# Now my 2nd Favorite is dead :(



## Kitty Whiskers (Sep 28, 2009)

Another passed away today. I lost count now, I think it is 8 total now that have died! I have tried all the things everyone suggested with changing water and still they are dying. Fiesta and Sunkist are doing so bad today, I'm afraid they will be next 

This is Fairy, one of my Favorites after Spectra who was my most favorite Betta. Nothing is working, soon they will all be gone! I'm sooooo very frustrated and am crying so much because no one can help me stop them from all dying!


----------



## bettaluver14 (Dec 15, 2012)

Where have you been buying the bettas?


----------



## Kitty Whiskers (Sep 28, 2009)

The older ones are from PetCo, the younger ones are from a local little pet shop.


----------



## beacon (Nov 18, 2012)

I am soooo sorry. I loved Fairy - so pretty.

A few years ago I had fish and they didn't do that well. Now I have fish again and though it is hideously expensive, I am only using Arrowhead spring water for their tanks. It is costly that is for sure, but they are doing well with it. What kind of water are you using? Some tap water has certain chemicals that are very bad for fish and hard to decontaminate. 
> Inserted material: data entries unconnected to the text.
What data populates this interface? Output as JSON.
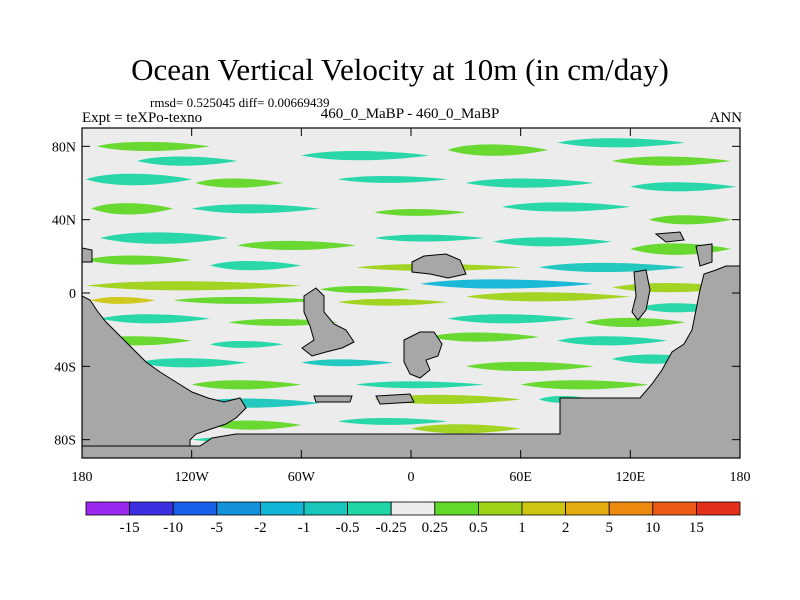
{
  "header": {
    "title": "Ocean Vertical Velocity at 10m (in cm/day)",
    "stats": "rmsd= 0.525045 diff= 0.00669439",
    "experiment": "Expt = teXPo-texno",
    "comparison": "460_0_MaBP - 460_0_MaBP",
    "season": "ANN"
  },
  "chart_data": {
    "type": "heatmap",
    "title": "Ocean Vertical Velocity at 10m (in cm/day)",
    "xlabel": "",
    "ylabel": "",
    "x_ticks": [
      "180",
      "120W",
      "60W",
      "0",
      "60E",
      "120E",
      "180"
    ],
    "y_ticks": [
      "80N",
      "40N",
      "0",
      "40S",
      "80S"
    ],
    "xlim": [
      -180,
      180
    ],
    "ylim": [
      -90,
      90
    ],
    "colorbar": {
      "levels": [
        "-15",
        "-10",
        "-5",
        "-2",
        "-1",
        "-0.5",
        "-0.25",
        "0.25",
        "0.5",
        "1",
        "2",
        "5",
        "10",
        "15"
      ],
      "colors": [
        "#9a28ee",
        "#3c2fe2",
        "#1a5fe8",
        "#1493dc",
        "#10b6d6",
        "#18c6bc",
        "#1fd6a6",
        "#ececec",
        "#62d828",
        "#9fd318",
        "#cfc612",
        "#e3ad10",
        "#ec8a10",
        "#ec5a16",
        "#e4301a"
      ]
    },
    "land_color": "#a7a7a7",
    "background_color": "#ececec"
  }
}
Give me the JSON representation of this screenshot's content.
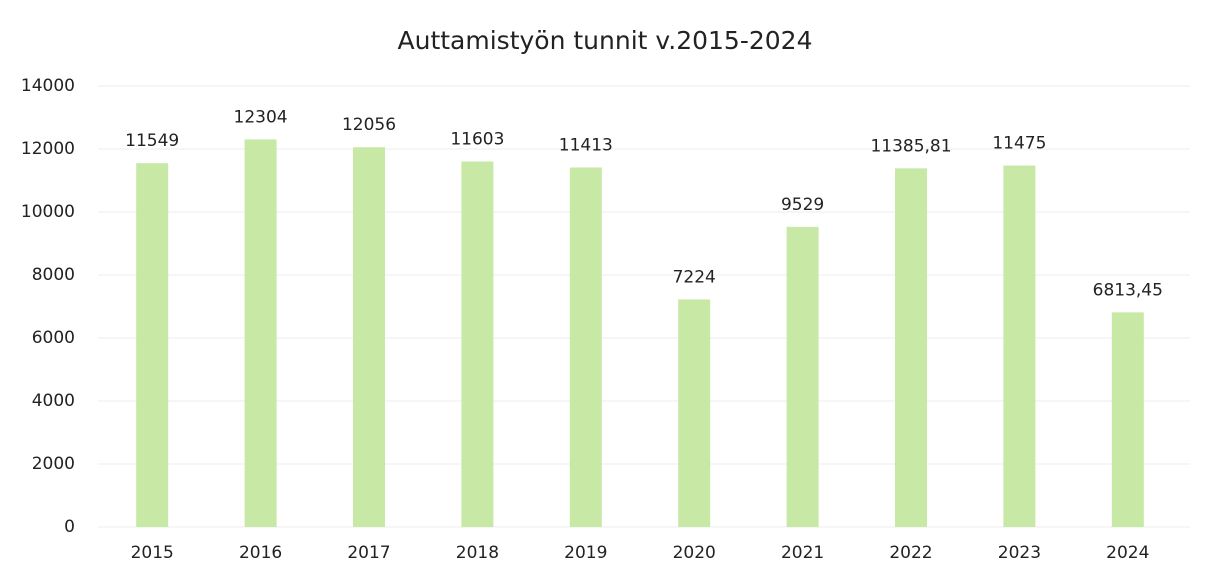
{
  "chart_data": {
    "type": "bar",
    "title": "Auttamistyön tunnit v.2015-2024",
    "categories": [
      "2015",
      "2016",
      "2017",
      "2018",
      "2019",
      "2020",
      "2021",
      "2022",
      "2023",
      "2024"
    ],
    "values": [
      11549,
      12304,
      12056,
      11603,
      11413,
      7224,
      9529,
      11385.81,
      11475,
      6813.45
    ],
    "value_labels": [
      "11549",
      "12304",
      "12056",
      "11603",
      "11413",
      "7224",
      "9529",
      "11385,81",
      "11475",
      "6813,45"
    ],
    "color": "#c8e8a6",
    "ylim": [
      0,
      14000
    ],
    "yticks": [
      0,
      2000,
      4000,
      6000,
      8000,
      10000,
      12000,
      14000
    ],
    "grid": true
  }
}
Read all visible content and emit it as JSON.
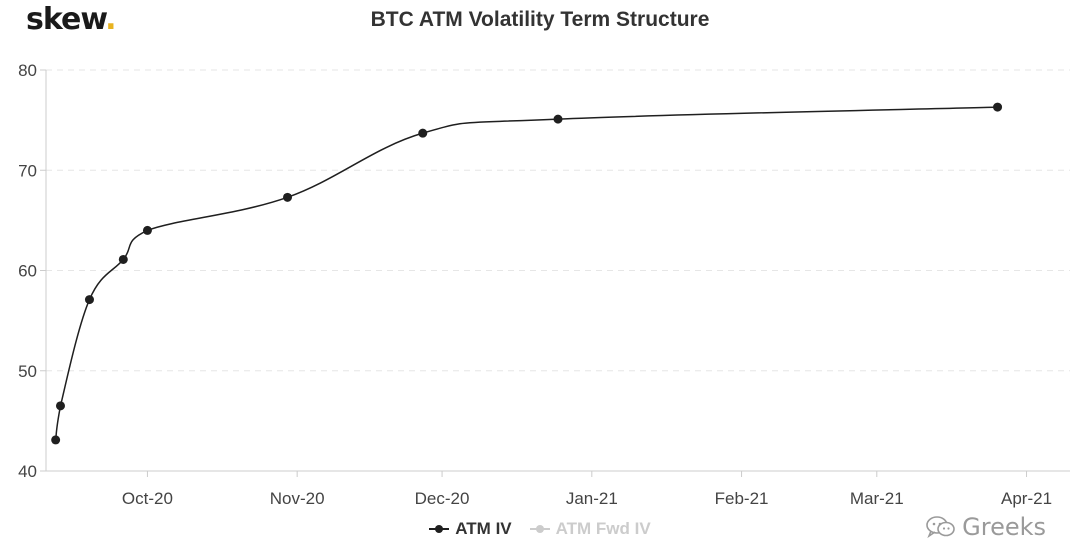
{
  "brand": {
    "name": "skew",
    "dot": "."
  },
  "watermark": {
    "text": "Greeks",
    "icon": "wechat-icon"
  },
  "colors": {
    "series_active": "#1f1f1f",
    "series_inactive": "#cccccc",
    "grid": "#e6e6e6",
    "brand_dot": "#e8b320"
  },
  "chart_data": {
    "type": "line",
    "title": "BTC ATM Volatility Term Structure",
    "xlabel": "",
    "ylabel": "",
    "ylim": [
      40,
      80
    ],
    "yticks": [
      40,
      50,
      60,
      70,
      80
    ],
    "xlim": [
      "2020-09-10",
      "2021-04-10"
    ],
    "xticks": [
      {
        "date": "2020-10-01",
        "label": "Oct-20"
      },
      {
        "date": "2020-11-01",
        "label": "Nov-20"
      },
      {
        "date": "2020-12-01",
        "label": "Dec-20"
      },
      {
        "date": "2021-01-01",
        "label": "Jan-21"
      },
      {
        "date": "2021-02-01",
        "label": "Feb-21"
      },
      {
        "date": "2021-03-01",
        "label": "Mar-21"
      },
      {
        "date": "2021-04-01",
        "label": "Apr-21"
      }
    ],
    "grid": "horizontal",
    "legend_position": "bottom-center",
    "series": [
      {
        "name": "ATM IV",
        "active": true,
        "points": [
          {
            "x": "2020-09-12",
            "y": 43.1
          },
          {
            "x": "2020-09-13",
            "y": 46.5
          },
          {
            "x": "2020-09-19",
            "y": 57.1
          },
          {
            "x": "2020-09-26",
            "y": 61.1
          },
          {
            "x": "2020-10-01",
            "y": 64.0
          },
          {
            "x": "2020-10-30",
            "y": 67.3
          },
          {
            "x": "2020-11-27",
            "y": 73.7
          },
          {
            "x": "2020-12-25",
            "y": 75.1
          },
          {
            "x": "2021-03-26",
            "y": 76.3
          }
        ]
      },
      {
        "name": "ATM Fwd IV",
        "active": false,
        "points": []
      }
    ]
  }
}
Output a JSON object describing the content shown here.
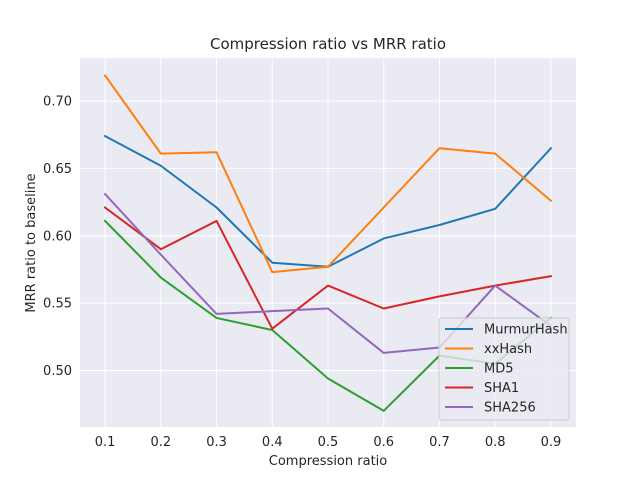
{
  "chart_data": {
    "type": "line",
    "title": "Compression ratio vs MRR ratio",
    "xlabel": "Compression ratio",
    "ylabel": "MRR ratio to baseline",
    "x": [
      0.1,
      0.2,
      0.3,
      0.4,
      0.5,
      0.6,
      0.7,
      0.8,
      0.9
    ],
    "x_ticks": [
      "0.1",
      "0.2",
      "0.3",
      "0.4",
      "0.5",
      "0.6",
      "0.7",
      "0.8",
      "0.9"
    ],
    "y_ticks": [
      "0.50",
      "0.55",
      "0.60",
      "0.65",
      "0.70"
    ],
    "y_tick_values": [
      0.5,
      0.55,
      0.6,
      0.65,
      0.7
    ],
    "xlim": [
      0.055,
      0.945
    ],
    "ylim": [
      0.458,
      0.732
    ],
    "grid": true,
    "legend_position": "lower-right",
    "series": [
      {
        "name": "MurmurHash",
        "color": "#1f77b4",
        "values": [
          0.674,
          0.652,
          0.621,
          0.58,
          0.577,
          0.598,
          0.608,
          0.62,
          0.665
        ]
      },
      {
        "name": "xxHash",
        "color": "#ff7f0e",
        "values": [
          0.719,
          0.661,
          0.662,
          0.573,
          0.577,
          0.621,
          0.665,
          0.661,
          0.626
        ]
      },
      {
        "name": "MD5",
        "color": "#2ca02c",
        "values": [
          0.611,
          0.569,
          0.539,
          0.53,
          0.494,
          0.47,
          0.511,
          0.505,
          0.539
        ]
      },
      {
        "name": "SHA1",
        "color": "#d62728",
        "values": [
          0.621,
          0.59,
          0.611,
          0.531,
          0.563,
          0.546,
          0.555,
          0.563,
          0.57
        ]
      },
      {
        "name": "SHA256",
        "color": "#9467bd",
        "values": [
          0.631,
          0.586,
          0.542,
          0.544,
          0.546,
          0.513,
          0.517,
          0.563,
          0.533
        ]
      }
    ]
  }
}
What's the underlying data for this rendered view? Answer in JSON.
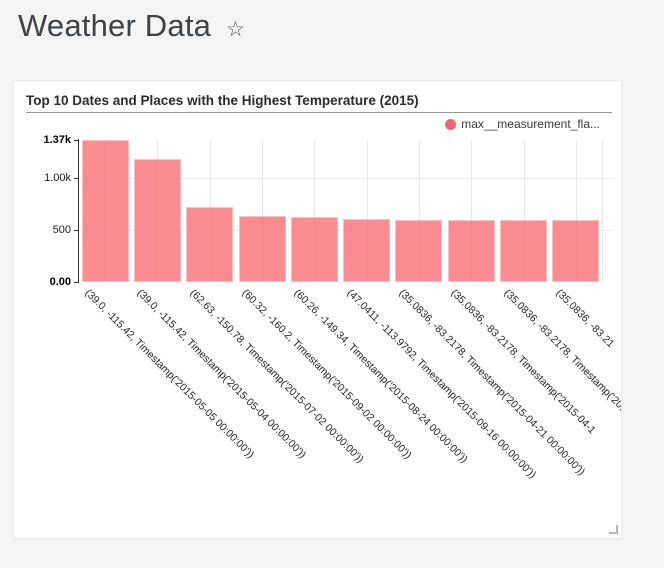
{
  "page": {
    "title": "Weather Data",
    "background_color": "#f4f4f5"
  },
  "header": {
    "star_icon": "☆"
  },
  "chart_data": {
    "type": "bar",
    "title": "Top 10 Dates and Places with the Highest Temperature (2015)",
    "categories": [
      "(39.0, -115.42, Timestamp('2015-05-05 00:00:00'))",
      "(39.0, -115.42, Timestamp('2015-05-04 00:00:00'))",
      "(62.63, -150.78, Timestamp('2015-07-02 00:00:00'))",
      "(60.32, -160.2, Timestamp('2015-09-02 00:00:00'))",
      "(60.26, -149.34, Timestamp('2015-08-24 00:00:00'))",
      "(47.0411, -113.9792, Timestamp('2015-09-16 00:00:00'))",
      "(35.0836, -83.2178, Timestamp('2015-04-21 00:00:00'))",
      "(35.0836, -83.2178, Timestamp('2015-04-1",
      "(35.0836, -83.2178, Timestamp('2015-04",
      "(35.0836, -83.21"
    ],
    "series": [
      {
        "name": "max__measurement_fla...",
        "color": "#f8646c",
        "values": [
          1370,
          1190,
          725,
          640,
          630,
          605,
          600,
          600,
          600,
          600
        ]
      }
    ],
    "bar_opacity": 0.75,
    "ylim": [
      0,
      1370
    ],
    "yticks": [
      {
        "label": "1.37k",
        "value": 1370,
        "bold": true,
        "grid": false
      },
      {
        "label": "1.00k",
        "value": 1000,
        "bold": false,
        "grid": true
      },
      {
        "label": "500",
        "value": 500,
        "bold": false,
        "grid": true
      },
      {
        "label": "0.00",
        "value": 0,
        "bold": true,
        "grid": false
      }
    ],
    "grid": true,
    "grid_color": "#e7e7e7",
    "axis_color": "#2f2f2f",
    "legend_position": "top-right",
    "xlabel": "",
    "ylabel": ""
  }
}
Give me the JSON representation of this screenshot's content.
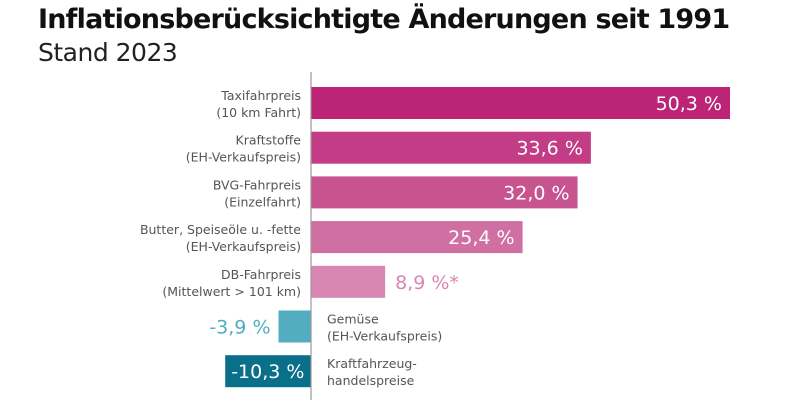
{
  "chart_data": {
    "type": "bar",
    "orientation": "horizontal",
    "title": "Inflationsberücksichtigte Änderungen seit 1991",
    "subtitle": "Stand 2023",
    "categories": [
      [
        "Taxifahrpreis",
        "(10 km Fahrt)"
      ],
      [
        "Kraftstoffe",
        "(EH-Verkaufspreis)"
      ],
      [
        "BVG-Fahrpreis",
        "(Einzelfahrt)"
      ],
      [
        "Butter, Speiseöle u. -fette",
        "(EH-Verkaufspreis)"
      ],
      [
        "DB-Fahrpreis",
        "(Mittelwert > 101 km)"
      ],
      [
        "Gemüse",
        "(EH-Verkaufspreis)"
      ],
      [
        "Kraftfahrzeug-",
        "handelspreise"
      ]
    ],
    "values": [
      50.3,
      33.6,
      32.0,
      25.4,
      8.9,
      -3.9,
      -10.3
    ],
    "value_labels": [
      "50,3 %",
      "33,6 %",
      "32,0 %",
      "25,4 %",
      "8,9 %*",
      "-3,9 %",
      "-10,3 %"
    ],
    "colors": [
      "#bb2477",
      "#c33c86",
      "#c7538f",
      "#d06fa2",
      "#d987b2",
      "#52adc0",
      "#0a6f88"
    ],
    "grid": false,
    "legend": "none"
  }
}
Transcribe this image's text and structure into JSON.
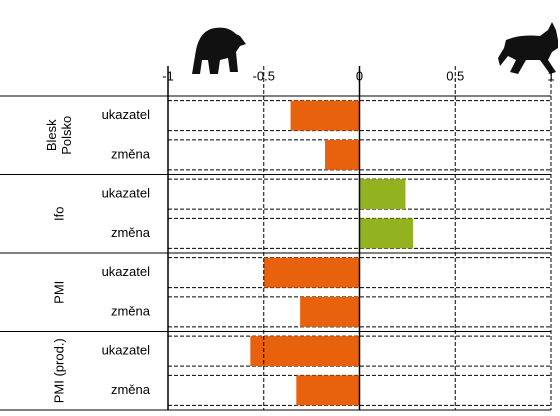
{
  "chart_data": {
    "type": "bar",
    "orientation": "horizontal",
    "groups": [
      {
        "label_lines": [
          "Blesk",
          "Polsko"
        ],
        "size": 2
      },
      {
        "label_lines": [
          "Ifo"
        ],
        "size": 2
      },
      {
        "label_lines": [
          "PMI"
        ],
        "size": 2
      },
      {
        "label_lines": [
          "PMI (prod.)"
        ],
        "size": 2
      }
    ],
    "categories": [
      "ukazatel",
      "změna",
      "ukazatel",
      "změna",
      "ukazatel",
      "změna",
      "ukazatel",
      "změna"
    ],
    "values": [
      -0.36,
      -0.18,
      0.24,
      0.28,
      -0.5,
      -0.31,
      -0.57,
      -0.33
    ],
    "colors": [
      "#e8620e",
      "#e8620e",
      "#92b31f",
      "#92b31f",
      "#e8620e",
      "#e8620e",
      "#e8620e",
      "#e8620e"
    ],
    "xlim": [
      -1,
      1
    ],
    "xticks": [
      -1,
      -0.5,
      0,
      0.5,
      1
    ],
    "grid": true
  }
}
That's all I can think of for you right now. I am really sorry


----------



## whatsupyall (Oct 17, 2012)

There can be many things that causes death upon bettas. Can you list what you have been doing? Just top off my head, some of the common killers: cold water, bad quality water, temperature fluctuations, and food.


----------



## LittleBlueFishlets (Nov 10, 2012)

Aw, another one? I am so sorry.... I hope you can figure out what's causing this. Any ideas on the cause? Do you have them all separated from one another, in case it's something contagious? SIP Fairy....


----------